As I said, mid thoracic back pain, (the level of where a bra strap is) is very common and very rarely of a serious nature but when the pain is associated with other symptoms then the pain should be checked out by your health care practitioner or GP to rule out other possible causes. In the case in question I was concerned about a risk of Pancreatic Cancer because the lady had some of the following symptoms (see below) which she had not thought to be relevant to her back pain:
See your GP if you have back pain and any of the following symptoms:
- Loss of appetite, a feeling of nausea and vomiting and / or maybe indigestion that is not responding to medication
- Pain / discomfort in your stomach which radiates around to the spine
- Feeling tired and exhausted without any reason
- Changes in your urine and stools. Pancreatic cancer may result in darker urine and or pale, oily and smelly stools.

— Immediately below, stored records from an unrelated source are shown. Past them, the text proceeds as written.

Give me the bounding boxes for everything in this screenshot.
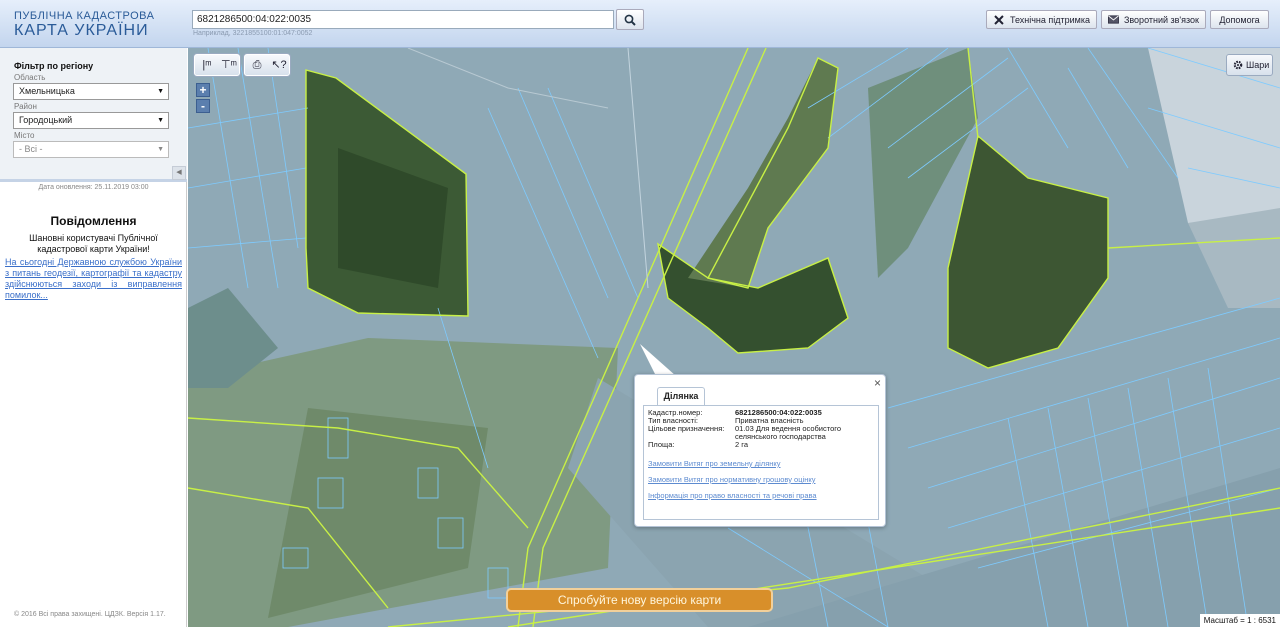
satellite-map[interactable] [188,48,1280,627]
try-new-map-button[interactable]: Спробуйте нову версію карти [506,588,773,612]
header-bar: ПУБЛІЧНА КАДАСТРОВА КАРТА УКРАЇНИ Наприк… [0,0,1280,48]
order-extract-link[interactable]: Замовити Витяг про земельну ділянку [648,460,874,468]
zoom-in-button[interactable]: + [196,83,210,97]
ruler-icon[interactable]: |ᵐ [197,57,217,73]
feedback-label: Зворотний зв'язок [1123,14,1199,25]
dropdown-arrow-icon: ▼ [157,146,164,153]
tech-support-button[interactable]: Технічна підтримка [986,10,1097,29]
search-icon [624,14,636,26]
tech-support-label: Технічна підтримка [1009,14,1090,25]
notification-text: Шановні користувачі Публічної кадастрово… [29,233,158,254]
district-select[interactable]: Городоцький ▼ [13,112,169,129]
city-select[interactable]: - Всі - ▼ [13,141,169,158]
city-label: Місто [14,131,35,140]
region-label: Область [14,73,46,82]
measure-toolbar: |ᵐ ⊤ᵐ [194,54,240,76]
city-value: - Всі - [19,144,43,154]
order-valuation-link[interactable]: Замовити Витяг про нормативну грошову оц… [648,476,874,484]
district-label: Район [14,102,37,111]
district-value: Городоцький [19,115,73,125]
region-value: Хмельницька [19,86,75,96]
area-measure-icon[interactable]: ⊤ᵐ [219,57,239,73]
dropdown-arrow-icon: ▼ [157,117,164,124]
close-icon[interactable]: × [874,377,881,389]
gear-icon [1233,60,1243,70]
sidebar: Фільтр по регіону Область Хмельницька ▼ Р… [0,48,187,627]
region-select[interactable]: Хмельницька ▼ [13,83,169,100]
detail-value: 2 га [735,440,748,449]
ownership-info-link[interactable]: Інформація про право власності та речові… [648,492,874,500]
copyright: © 2016 Всі права захищені. ЦДЗК. Версія … [14,611,166,618]
envelope-icon [1108,15,1119,24]
logo-line2: КАРТА УКРАЇНИ [14,22,149,39]
collapse-sidebar-button[interactable]: ◀ [172,166,186,180]
search-button[interactable] [616,9,644,30]
tools-icon [994,14,1004,25]
map-view[interactable]: |ᵐ ⊤ᵐ ⎙ ↖? + - Шари × Ділянка Кадастр.но… [188,48,1280,627]
site-logo[interactable]: ПУБЛІЧНА КАДАСТРОВА КАРТА УКРАЇНИ [14,11,154,39]
update-date: Дата оновлення: 25.11.2019 03:00 [38,184,149,191]
tab-parcel[interactable]: Ділянка [657,387,705,405]
detail-value: 01.03 Для ведення особистого селянського… [735,424,842,441]
feedback-button[interactable]: Зворотний зв'язок [1101,10,1206,29]
print-toolbar: ⎙ ↖? [244,54,290,76]
map-scale: Масштаб = 1 : 6531 [1199,614,1280,627]
logo-line1: ПУБЛІЧНА КАДАСТРОВА [14,10,155,22]
dropdown-arrow-icon: ▼ [157,88,164,95]
region-filter-panel: Фільтр по регіону Область Хмельницька ▼ Р… [0,48,187,182]
popup-pointer [640,344,676,376]
search-hint: Наприклад, 3221855100:01:047:0052 [193,30,313,37]
layers-button[interactable]: Шари [1226,54,1273,76]
print-icon[interactable]: ⎙ [247,57,267,73]
filter-title: Фільтр по регіону [14,61,94,71]
detail-key: Цільове призначення: [648,424,725,433]
identify-icon[interactable]: ↖? [269,57,289,73]
detail-row: Цільове призначення: 01.03 Для ведення ос… [648,425,874,441]
parcel-details: Кадастр.номер: 6821286500:04:022:0035 Тип… [643,405,879,520]
notification-title: Повідомлення [50,214,137,228]
parcel-info-popup: × Ділянка Кадастр.номер: 6821286500:04:02… [634,374,886,527]
help-label: Допомога [1219,14,1260,25]
cadastral-search-input[interactable] [192,10,614,29]
notification-link[interactable]: На сьогодні Державною службою України з … [5,257,182,301]
zoom-out-button[interactable]: - [196,99,210,113]
detail-row: Площа: 2 га [648,441,874,449]
detail-key: Площа: [648,440,675,449]
help-button[interactable]: Допомога [1210,10,1269,29]
layers-label: Шари [1246,60,1270,70]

- You have a yellowing of your skin and/or eyes, (jaundice) which is often associated with very itchy skin.
- You are losing weight without trying to!
- You have recently developed diabetes which is not linked to weight gain.
To find out more about pancreatic cancer visit https://aware.pancreaticcanceraction.org/
Take home message
Back pain is a very common problem that is very rarely of a serious underlying cause and osteopaths, chiropractors, physiotherapists and your doctor are trained to spot when further tests should be carried out. Do not self-diagnose or just leave it, particularly if you have other symptoms, get it checked out just to be sure.